Two programs wrote "emalloc" as:

    void *
    emalloc(size_t s)
    {
        void * p;

        if ((p = malloc(s)) == NULL)
            errx(1, NULL);
        bzero(p, s);  (or memset(p, 0, s))
        return p;
    }

ie, they rolled their own calloc().  That is a pestimazation as your libc
may easily have a platform-specific optimized one.  And the name emalloc
implies malloc, not calloc semantics.  So it is misleading to the reader.

Which leads to the issue of someone not knowing emalloc is used in a
particular program (or estrdup), so they use straight malloc or strdup --
breaking coherence w/in the program.  (yes I found cases of this)
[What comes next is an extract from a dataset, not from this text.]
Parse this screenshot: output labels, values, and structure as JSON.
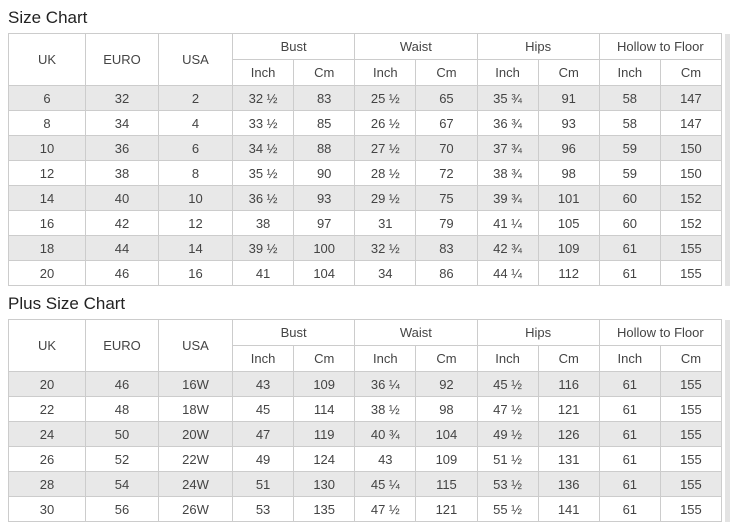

Another case of "optimized" wrapper was the realloc one that didn't trust
that our libc was ANSI compliant, so it tested `p' for NULL and called
malloc if it was, else it went ahead and called realloc.  Since ANSI says
that is exactly how realloc must function, effectively we were testing
for a NULL `p' twice.  Again in this case, my change wasn't a
pessimization.  But rather it lead to easier to read and audit code.

Also, in all but the xlint case, I there were only a hand full of
"emalloc" uses.  So they were only saving a hand full of testing malloc's
return value, while adding the code overhead of another function call.